By Rain Blanken
Batik is a beautiful method of dying that can produce large abstract designs or intricate pictures that tell a story. Learn how to mix your batik wax so that you’ll get the batik look you want.
There are a two kinds of wax traditionally used:
- Paraffin wax (as used in most candles)
When selecting your wax, consider what kind of look you want for your batik. Paraffin wax is less flexible, so it is excellent for the crackle effect that is a signature of batik work. Beeswax and micro crystalline wax are very flexible, so they do not allow for any crackling in the design.
Most professional batik artists would agree that a mix of beeswax and paraffin is best to get a slight crackling in the design without losing the smooth image that beeswax provides.
- More Paraffin: If you enjoy the crackling lines of batik, consider adding more paraffin than beeswax to your mix. 2 parts paraffin to 1 part beeswax. When using this mixture, make sure that the wax is penetrating all the way through the fabric.
- Equal Parts: Combine equal parts of paraffin and beeswax to get good absorption into your fabric without losing the spontaneous lines of the crackling paraffin. This is great for stamping fabric with batik wax.

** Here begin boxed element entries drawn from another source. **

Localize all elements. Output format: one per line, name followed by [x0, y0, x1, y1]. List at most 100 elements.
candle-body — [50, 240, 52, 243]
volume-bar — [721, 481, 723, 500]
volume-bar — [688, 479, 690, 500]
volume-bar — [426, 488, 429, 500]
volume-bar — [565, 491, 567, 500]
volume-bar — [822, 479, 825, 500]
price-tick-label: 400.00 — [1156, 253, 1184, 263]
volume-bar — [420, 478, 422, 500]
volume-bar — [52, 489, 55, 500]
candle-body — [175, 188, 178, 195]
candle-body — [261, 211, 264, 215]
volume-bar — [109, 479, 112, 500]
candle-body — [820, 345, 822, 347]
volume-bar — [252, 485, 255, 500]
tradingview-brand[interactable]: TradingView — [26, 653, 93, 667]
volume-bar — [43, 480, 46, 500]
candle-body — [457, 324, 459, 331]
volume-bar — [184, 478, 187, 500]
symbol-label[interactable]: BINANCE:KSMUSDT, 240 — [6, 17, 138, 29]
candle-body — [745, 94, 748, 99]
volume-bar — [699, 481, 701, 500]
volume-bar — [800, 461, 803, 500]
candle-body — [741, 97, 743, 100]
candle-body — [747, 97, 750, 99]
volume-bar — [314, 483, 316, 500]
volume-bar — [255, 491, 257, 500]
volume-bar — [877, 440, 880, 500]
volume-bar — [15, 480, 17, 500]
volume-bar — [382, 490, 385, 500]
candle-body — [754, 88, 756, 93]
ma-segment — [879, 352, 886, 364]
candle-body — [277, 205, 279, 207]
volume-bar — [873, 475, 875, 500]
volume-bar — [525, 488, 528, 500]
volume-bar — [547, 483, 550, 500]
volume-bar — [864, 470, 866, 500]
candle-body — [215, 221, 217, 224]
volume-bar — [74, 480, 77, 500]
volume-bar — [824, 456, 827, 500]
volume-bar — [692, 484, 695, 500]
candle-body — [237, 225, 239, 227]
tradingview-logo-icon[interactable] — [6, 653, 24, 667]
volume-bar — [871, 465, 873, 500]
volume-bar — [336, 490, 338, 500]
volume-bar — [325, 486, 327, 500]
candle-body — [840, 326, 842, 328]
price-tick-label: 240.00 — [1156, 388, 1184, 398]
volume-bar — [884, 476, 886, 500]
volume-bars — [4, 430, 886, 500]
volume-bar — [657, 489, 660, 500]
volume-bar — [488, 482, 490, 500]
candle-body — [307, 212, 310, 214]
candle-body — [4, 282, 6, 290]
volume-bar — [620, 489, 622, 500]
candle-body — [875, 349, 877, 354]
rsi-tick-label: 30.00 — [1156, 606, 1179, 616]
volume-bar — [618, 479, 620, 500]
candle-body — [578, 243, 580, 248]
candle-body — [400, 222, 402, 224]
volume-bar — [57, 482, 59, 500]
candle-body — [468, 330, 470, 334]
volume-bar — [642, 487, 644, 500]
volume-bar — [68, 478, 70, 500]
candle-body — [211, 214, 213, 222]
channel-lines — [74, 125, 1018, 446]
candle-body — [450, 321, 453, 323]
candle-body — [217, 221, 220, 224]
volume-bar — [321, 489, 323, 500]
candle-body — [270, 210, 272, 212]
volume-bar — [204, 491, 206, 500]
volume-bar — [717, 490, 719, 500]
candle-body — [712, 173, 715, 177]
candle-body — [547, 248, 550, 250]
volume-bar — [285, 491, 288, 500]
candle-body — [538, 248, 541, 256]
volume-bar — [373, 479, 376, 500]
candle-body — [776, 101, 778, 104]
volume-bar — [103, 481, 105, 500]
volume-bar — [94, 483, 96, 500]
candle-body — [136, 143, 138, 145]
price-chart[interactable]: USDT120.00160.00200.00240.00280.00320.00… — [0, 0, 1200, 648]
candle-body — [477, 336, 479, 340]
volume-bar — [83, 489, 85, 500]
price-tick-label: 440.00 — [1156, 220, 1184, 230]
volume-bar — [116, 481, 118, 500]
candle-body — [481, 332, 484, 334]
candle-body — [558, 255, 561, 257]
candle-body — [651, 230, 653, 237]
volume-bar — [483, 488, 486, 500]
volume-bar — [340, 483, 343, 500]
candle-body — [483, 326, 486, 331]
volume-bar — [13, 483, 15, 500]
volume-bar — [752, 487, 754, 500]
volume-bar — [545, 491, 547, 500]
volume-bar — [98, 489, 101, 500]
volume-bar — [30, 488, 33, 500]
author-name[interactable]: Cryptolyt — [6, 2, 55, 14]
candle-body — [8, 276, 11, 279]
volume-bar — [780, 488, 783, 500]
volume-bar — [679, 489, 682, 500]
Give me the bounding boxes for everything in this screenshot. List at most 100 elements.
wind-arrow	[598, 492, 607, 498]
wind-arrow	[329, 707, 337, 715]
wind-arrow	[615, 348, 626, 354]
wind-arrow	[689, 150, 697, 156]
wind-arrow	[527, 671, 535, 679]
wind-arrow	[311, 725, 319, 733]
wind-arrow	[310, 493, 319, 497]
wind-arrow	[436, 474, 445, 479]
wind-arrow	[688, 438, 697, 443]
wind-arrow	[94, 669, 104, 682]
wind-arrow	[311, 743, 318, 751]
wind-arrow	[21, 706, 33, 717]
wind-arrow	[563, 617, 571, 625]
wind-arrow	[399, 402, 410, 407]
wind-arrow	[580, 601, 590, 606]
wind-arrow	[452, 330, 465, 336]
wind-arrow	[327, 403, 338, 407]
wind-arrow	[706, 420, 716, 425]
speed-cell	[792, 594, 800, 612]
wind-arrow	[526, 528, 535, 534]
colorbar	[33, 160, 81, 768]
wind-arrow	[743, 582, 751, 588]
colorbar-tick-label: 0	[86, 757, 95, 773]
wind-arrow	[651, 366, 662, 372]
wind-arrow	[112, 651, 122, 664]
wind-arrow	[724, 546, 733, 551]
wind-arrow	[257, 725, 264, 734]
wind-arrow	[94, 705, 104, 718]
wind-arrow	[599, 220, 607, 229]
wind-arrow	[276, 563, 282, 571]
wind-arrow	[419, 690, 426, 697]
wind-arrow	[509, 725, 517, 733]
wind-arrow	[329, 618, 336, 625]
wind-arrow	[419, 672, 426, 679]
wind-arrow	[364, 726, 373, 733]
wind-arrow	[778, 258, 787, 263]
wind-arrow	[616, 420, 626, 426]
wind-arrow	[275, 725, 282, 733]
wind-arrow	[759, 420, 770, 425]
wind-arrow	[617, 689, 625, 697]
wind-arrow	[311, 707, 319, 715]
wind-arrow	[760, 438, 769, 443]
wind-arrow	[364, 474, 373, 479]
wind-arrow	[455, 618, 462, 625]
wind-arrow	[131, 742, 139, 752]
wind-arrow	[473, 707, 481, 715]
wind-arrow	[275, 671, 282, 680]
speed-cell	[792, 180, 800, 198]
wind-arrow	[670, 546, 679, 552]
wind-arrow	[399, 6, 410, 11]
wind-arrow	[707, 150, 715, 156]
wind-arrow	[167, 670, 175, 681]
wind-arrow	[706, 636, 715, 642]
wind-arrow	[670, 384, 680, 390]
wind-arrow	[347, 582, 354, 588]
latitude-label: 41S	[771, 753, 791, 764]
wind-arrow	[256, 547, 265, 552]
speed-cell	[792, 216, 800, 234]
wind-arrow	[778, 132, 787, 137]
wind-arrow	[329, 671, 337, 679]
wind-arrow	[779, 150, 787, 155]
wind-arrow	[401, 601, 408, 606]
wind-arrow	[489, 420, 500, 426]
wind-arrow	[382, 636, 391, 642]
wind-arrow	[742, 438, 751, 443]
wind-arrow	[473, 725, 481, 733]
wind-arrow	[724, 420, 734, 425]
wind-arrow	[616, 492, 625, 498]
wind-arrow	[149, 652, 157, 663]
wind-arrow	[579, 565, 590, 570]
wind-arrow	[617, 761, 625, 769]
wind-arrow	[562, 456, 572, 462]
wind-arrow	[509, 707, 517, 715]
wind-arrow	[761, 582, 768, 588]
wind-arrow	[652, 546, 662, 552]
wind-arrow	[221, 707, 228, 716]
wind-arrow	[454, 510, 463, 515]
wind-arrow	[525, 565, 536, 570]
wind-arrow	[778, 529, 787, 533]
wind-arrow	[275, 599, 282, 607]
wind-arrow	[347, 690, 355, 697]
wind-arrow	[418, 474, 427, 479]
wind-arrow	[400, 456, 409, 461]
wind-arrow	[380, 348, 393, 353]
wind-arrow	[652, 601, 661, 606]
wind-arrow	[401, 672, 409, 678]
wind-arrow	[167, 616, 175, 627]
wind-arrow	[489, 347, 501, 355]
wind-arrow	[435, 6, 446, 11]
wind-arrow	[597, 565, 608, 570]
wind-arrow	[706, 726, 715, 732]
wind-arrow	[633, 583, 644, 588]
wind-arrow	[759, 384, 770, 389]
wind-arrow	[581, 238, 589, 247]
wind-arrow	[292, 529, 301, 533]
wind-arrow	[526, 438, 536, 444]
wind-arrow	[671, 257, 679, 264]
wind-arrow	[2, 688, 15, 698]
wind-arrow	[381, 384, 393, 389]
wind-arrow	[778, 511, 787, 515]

- More Beeswax: If you are into making large definable shapes with your wax, mix 2 parts beeswax to 1 part paraffin.
- Beeswax Only: Use beeswax by itself if you are intending to make very precise lines, letters and shapes. Keep in mind that you’re going to loose some of the charm of batik without the crackling lines. This is most useful if you are intending to dye the fabric several times and add in crackle later.
I’d like to note that lots of reader have had success using microwavable soy wax. Soy wax is now available in most craft stores in the candle making department. The soy wax heats at a lower temperature than the beeswax/paraffin mix, and is much easier to wash out after dying.
Users have cited that the soy wax is great for both crackled and smooth designs without the fumes produced.